David Fleming
It's All Academic   www.davidflemingsite.com   
No Moral Higher Ground

February 21, 2018

Interesting happenings out of Colorado this week.  The Adams State University President has been put on leave because of complaints of how she interacts with her employees.  At the center of the controversy, or at least shining the brightest lights on the controversy, is a website run by a former Adams State faculty member aimed at highlighting any and all perceived shortcomings of the President. Read, if you can stomach it, here at Inside Higher Ed (note also, the reference to unnamed sources, my current pet peeve). One of the things the website criticizes the president for was attending a Halloween party as a politically incorrect plumber, replete with fake teeth and fake beer belly (where did she find this costume, in the remainder bins of Inspector Clouseau costumes?).  Not the smartest move by the president by any means (there is a reason an administrator frankly shouldn't go to any party) but it wasn't blackface.  It wasn't Native American.  It was white plumber guy.

Here's the thing.  I am sure both the president and the blogger believe they have taken the higher moral ground through all of this. But, as with everything inside and outside of academia these days, there is no high moral ground. And everyone should stop pretending they have ascended to it.  No one stands on the moral high ground.  There are only swamps of self-interest and deltas of denial.  We pick where we stand and elevate it in our minds.

We can't escape this, whether it is the aftermath of the Parkland, Florida shootings, and our never-ending public debate about guns, mental health, and the lack of religion in our schools. No escape if we turn to more traditional political news and it is the Mueller probe.  Try to watch sports, and the morass gathers under our feet regarding Michigan State's potential complicity in the Nasser scandal. 

Everyone believes they stand on the moral high ground, but no one seems to care that it took no effort to scale that height.  Throw down my soap box, jump on top, and claim the higher ground. 

I have desperately, and without success, tried to find over the last few days the first reference to "moral high ground," hoping it goes back to someone like St. Augustine, who might exemplify that the phrase was never about moral authority or superiority, but was about identifying one's moral grounds by the ability to look 360 degrees around one's self to have the most information before judging anyone else.

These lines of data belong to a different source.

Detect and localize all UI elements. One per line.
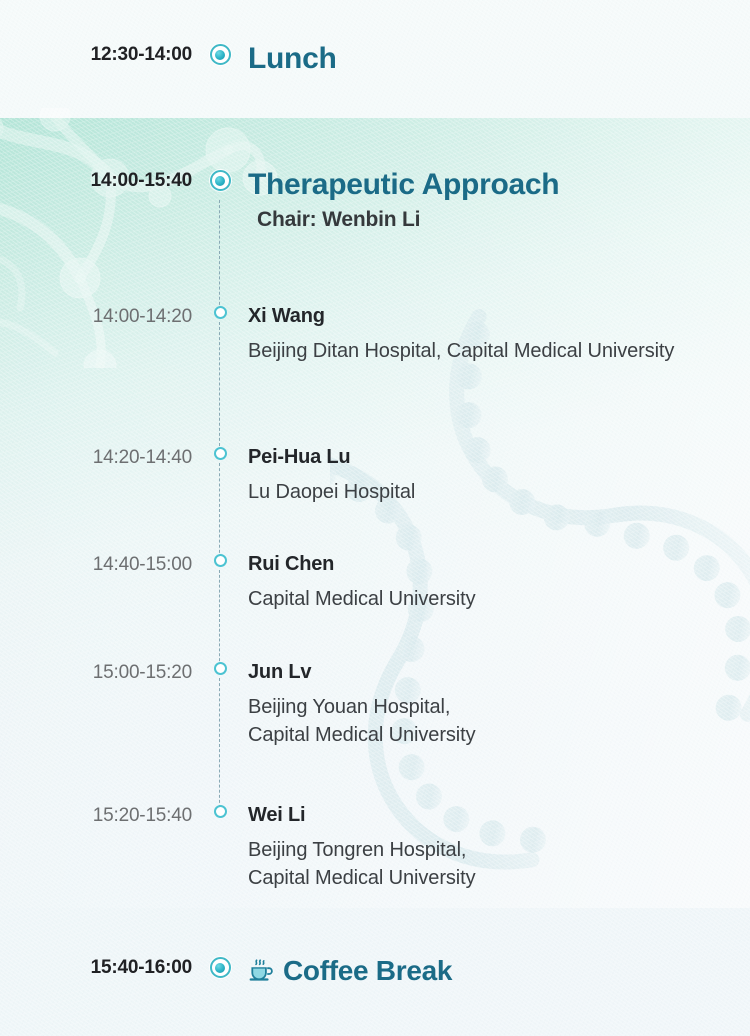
talk-time: 14:40-15:00 xyxy=(0,554,192,576)
marker-column xyxy=(192,306,248,319)
agenda-row-talk[interactable]: 15:00-15:20 Jun Lv Beijing Youan Hospita… xyxy=(0,662,750,750)
agenda-row-lunch[interactable]: 12:30-14:00 Lunch xyxy=(0,44,750,74)
talk-content: Jun Lv Beijing Youan Hospital, Capital M… xyxy=(248,662,750,750)
speaker-name: Wei Li xyxy=(248,805,750,825)
talk-time: 14:20-14:40 xyxy=(0,447,192,469)
timeline-minor-dot-icon xyxy=(214,662,227,675)
timeline-minor-dot-icon xyxy=(214,306,227,319)
speaker-name: Rui Chen xyxy=(248,554,750,574)
talk-time: 15:20-15:40 xyxy=(0,805,192,827)
speaker-affiliation: Capital Medical University xyxy=(248,585,698,613)
speaker-affiliation: Beijing Tongren Hospital, Capital Medica… xyxy=(248,836,698,893)
coffee-break-title-row: Coffee Break xyxy=(248,957,750,985)
schedule-page: 12:30-14:00 Lunch 14:00-15:40 Therapeuti… xyxy=(0,0,750,1036)
marker-column xyxy=(192,957,248,978)
timeline-major-dot-icon xyxy=(210,44,231,65)
coffee-break-time: 15:40-16:00 xyxy=(0,957,192,979)
speaker-name: Pei-Hua Lu xyxy=(248,447,750,467)
talk-content: Wei Li Beijing Tongren Hospital, Capital… xyxy=(248,805,750,893)
timeline-major-dot-icon xyxy=(210,170,231,191)
marker-column xyxy=(192,447,248,460)
coffee-cup-icon xyxy=(248,959,274,983)
timeline-major-dot-icon xyxy=(210,957,231,978)
agenda-row-coffee-break[interactable]: 15:40-16:00 xyxy=(0,957,750,985)
agenda-row-talk[interactable]: 14:00-14:20 Xi Wang Beijing Ditan Hospit… xyxy=(0,306,750,365)
timeline-minor-dot-icon xyxy=(214,554,227,567)
agenda-row-talk[interactable]: 14:40-15:00 Rui Chen Capital Medical Uni… xyxy=(0,554,750,613)
session-content: Therapeutic Approach Chair: Wenbin Li xyxy=(248,170,750,230)
coffee-break-content: Coffee Break xyxy=(248,957,750,985)
lunch-title: Lunch xyxy=(248,44,750,74)
speaker-affiliation: Beijing Ditan Hospital, Capital Medical … xyxy=(248,337,698,365)
marker-column xyxy=(192,44,248,65)
talk-content: Xi Wang Beijing Ditan Hospital, Capital … xyxy=(248,306,750,365)
session-title: Therapeutic Approach xyxy=(248,170,750,200)
session-time: 14:00-15:40 xyxy=(0,170,192,192)
talk-content: Pei-Hua Lu Lu Daopei Hospital xyxy=(248,447,750,506)
lunch-time: 12:30-14:00 xyxy=(0,44,192,66)
coffee-break-title: Coffee Break xyxy=(283,957,452,985)
session-chair: Chair: Wenbin Li xyxy=(257,209,750,230)
lunch-content: Lunch xyxy=(248,44,750,74)
marker-column xyxy=(192,554,248,567)
speaker-name: Xi Wang xyxy=(248,306,750,326)
speaker-affiliation: Lu Daopei Hospital xyxy=(248,478,698,506)
speaker-affiliation: Beijing Youan Hospital, Capital Medical … xyxy=(248,693,698,750)
talk-time: 14:00-14:20 xyxy=(0,306,192,328)
talk-time: 15:00-15:20 xyxy=(0,662,192,684)
speaker-name: Jun Lv xyxy=(248,662,750,682)
timeline-rows: 12:30-14:00 Lunch 14:00-15:40 Therapeuti… xyxy=(0,0,750,1036)
talk-content: Rui Chen Capital Medical University xyxy=(248,554,750,613)
timeline-minor-dot-icon xyxy=(214,447,227,460)
marker-column xyxy=(192,662,248,675)
agenda-row-talk[interactable]: 15:20-15:40 Wei Li Beijing Tongren Hospi… xyxy=(0,805,750,893)
agenda-row-talk[interactable]: 14:20-14:40 Pei-Hua Lu Lu Daopei Hospita… xyxy=(0,447,750,506)
timeline-minor-dot-icon xyxy=(214,805,227,818)
marker-column xyxy=(192,170,248,191)
agenda-row-session-header[interactable]: 14:00-15:40 Therapeutic Approach Chair: … xyxy=(0,170,750,230)
marker-column xyxy=(192,805,248,818)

That is how I would love to define the highest moral ground.  If we were standing on true moral high ground, we would be able to see every direction, like those mountain overlooks that allow you views where 4 states meet.  From that promontory (sorry, Adams State, even higher than your Colorado Rocky Mountains), we can have the ability to scan the entire scope of arguments and come to the most rational belief, moral in that it tries to account for the nuances of every debate, but reflects the deeply intellectual thought that comes from being educated.  Yet, higher education keeps letting us down, especially when Adams State acts more like the Addams Family.

I am not claiming I am on a moral high ground; in fact, I would argue that I am trying to scale that mountain everyday. I have few reasons to assert any kind of moral superiority. If my son drinks (I say "IF," Lincoln), I know I have been just as tempted when underage.  If some one says something inappropriate, I know it is a fine line between my "f-bomb" and theirs.  I come home from tough days at work and and let my frustration loose on my too-small-closet.

I suppose in a perfect world, none of us ever get to the absolute heights of moral high ground.  After all, isn't it the journey that is more valuable than the destination?